2 158 nouveaux claims miniers : c’est l’extension annoncée par Banyan Gold au Yukon, l’un des territoires aurifères les plus suivis du Canada. La société a conclu un accord pour acquérir le portefeuille d’exploration de Generic Gold dans la région. Montant de l’opération : 3 millions de dollars américains.
Banyan Gold agrandit son terrain de jeu au Yukon
Banyan Gold Corp. a annoncé le 5 juin l’acquisition de 2 158 claims miniers détenus par Generic Gold au Yukon, dans le nord-ouest du Canada. Ces claims couvrent environ 350 km² dans la Tintina Gold Belt.
Un claim minier est un droit d’exploration sur une zone définie. Il ne signifie pas qu’une mine existe déjà, ni qu’une production d’or est garantie. Il donne surtout à une société le droit de chercher des indices minéralisés, de réaliser des travaux de terrain et, si les résultats sont concluants, d’avancer vers des études plus poussées.
La Tintina Gold Belt, ou ceinture aurifère de Tintina, désigne une vaste zone géologique connue pour ses occurrences d’or. Une “ceinture” géologique est une région où les roches présentent des caractéristiques favorables à certains métaux. Dans ce cas, l’or est au centre de l’intérêt des explorateurs.
Une opération de 3 millions de dollars américains
L’accord entre Banyan Gold et Generic Gold est valorisé à 3 millions de dollars américains. L’objectif est clair : augmenter fortement la surface d’exploration de Banyan dans une zone déjà identifiée comme prometteuse par l’industrie minière.
Pour Banyan Gold, l’enjeu principal est l’accès à davantage de cibles potentielles, pas une hausse immédiate de production. La société reste dans une logique d’exploration, c’est-à-dire la phase où les entreprises cherchent à confirmer la présence, la taille et la qualité d’une minéralisation.
Cette distinction est importante pour les investisseurs. Une société d’exploration aurifère, souvent appelée “junior minière”, ne génère généralement pas encore de revenus issus de la vente d’or. Sa valorisation dépend surtout des résultats géologiques, de la capacité à financer les travaux et du contexte du marché de l’or.
Le Yukon attire les explorateurs d’or
Cette acquisition s’inscrit dans un regain d’activité au Yukon.
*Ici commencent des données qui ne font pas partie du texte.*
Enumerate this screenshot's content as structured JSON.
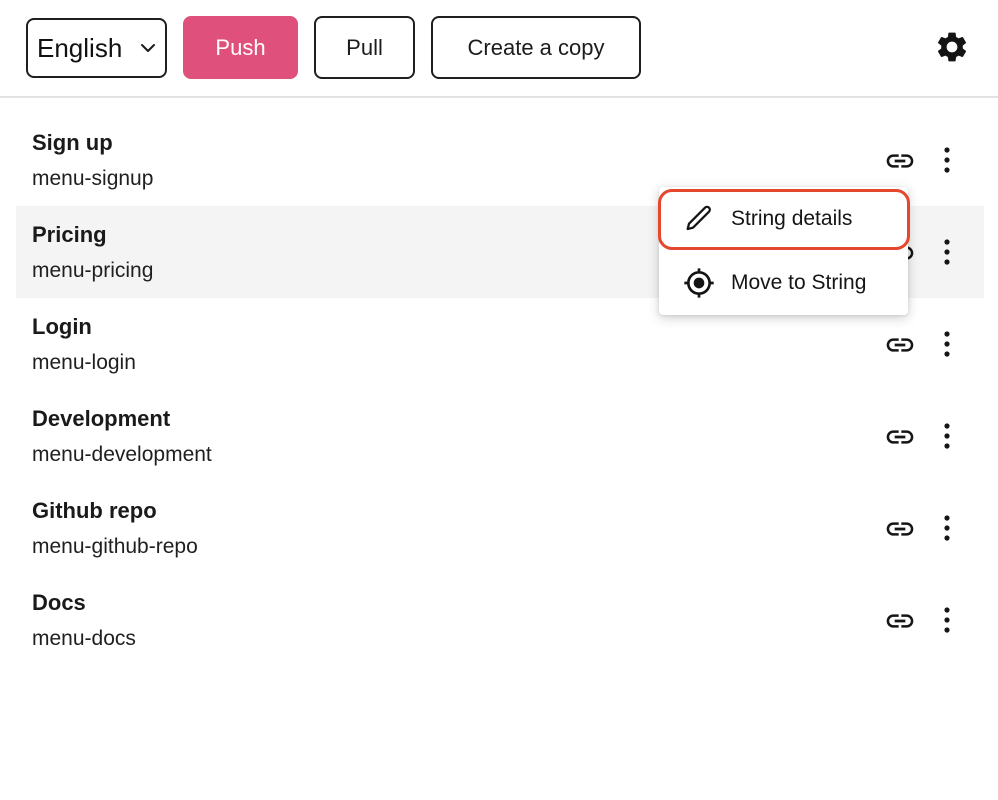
{
  "toolbar": {
    "language": {
      "selected": "English",
      "icon": "chevron-down-icon"
    },
    "push_label": "Push",
    "pull_label": "Pull",
    "copy_label": "Create a copy",
    "settings_icon": "gear-icon"
  },
  "strings": [
    {
      "title": "Sign up",
      "key": "menu-signup"
    },
    {
      "title": "Pricing",
      "key": "menu-pricing"
    },
    {
      "title": "Login",
      "key": "menu-login"
    },
    {
      "title": "Development",
      "key": "menu-development"
    },
    {
      "title": "Github repo",
      "key": "menu-github-repo"
    },
    {
      "title": "Docs",
      "key": "menu-docs"
    }
  ],
  "row_icons": {
    "link": "link-icon",
    "more": "more-vertical-icon"
  },
  "context_menu": {
    "items": [
      {
        "label": "String details",
        "icon": "pencil-icon",
        "focused": true
      },
      {
        "label": "Move to String",
        "icon": "target-icon",
        "focused": false
      }
    ]
  },
  "colors": {
    "accent": "#df507c",
    "focus_ring": "#e4472d",
    "row_highlight": "#f4f4f4",
    "divider": "#e2e2e2"
  }
}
Fin mai, White Gold Corp. a lancé son plus important programme de forage d’exploration pour 2026 dans le district de White Gold. Le programme vise notamment les dépôts Golden Saddle, Arc, Ryan’s Surprise et VG.
Le forage consiste à prélever des carottes de roche en profondeur pour analyser leur teneur en métaux. La “teneur” correspond à la quantité d’or présente dans une tonne de roche, souvent exprimée en grammes par tonne. Plus la teneur est élevée, plus le potentiel économique peut être intéressant, sous réserve des coûts d’extraction.
White Gold prépare aussi une première évaluation économique préliminaire, souvent appelée PEA. Il s’agit d’une étude initiale qui estime, à un stade encore précoce, si un projet minier pourrait être économiquement viable.
Début mai, Aben Gold Corp. a également lancé un programme de forage de 1 500 mètres au Yukon, ciblant l’or à haute teneur et le tungstène. Le tungstène est un métal stratégique utilisé notamment dans l’industrie, en raison de sa résistance à la chaleur et à l’usure.
Ce que cela signifie pour le marché de l’or
Pour les investisseurs européens et belges, ce type d’annonce ne change pas directement le prix de l’or physique. Le cours de l’or reste surtout influencé par les taux d’intérêt, le dollar américain, les achats des banques centrales, l’inflation et les tensions géopolitiques.
En revanche, ces opérations montrent que les sociétés minières continuent de chercher de nouveaux gisements. À long terme, l’exploration est essentielle pour renouveler les réserves mondiales. Les mines existantes s’épuisent progressivement, et les nouveaux projets demandent souvent de nombreuses années avant une éventuelle production.
L’acquisition de Banyan Gold renforce donc sa position au Yukon, mais elle ouvre surtout une nouvelle phase de travail géologique. La valeur réelle de ces 2 158 claims dépendra des résultats d’exploration à venir. Pour l’or, l’enjeu de fond reste le même : trouver de nouveaux gisements exploitables dans un marché où le métal jaune conserve son rôle d’actif de réserve.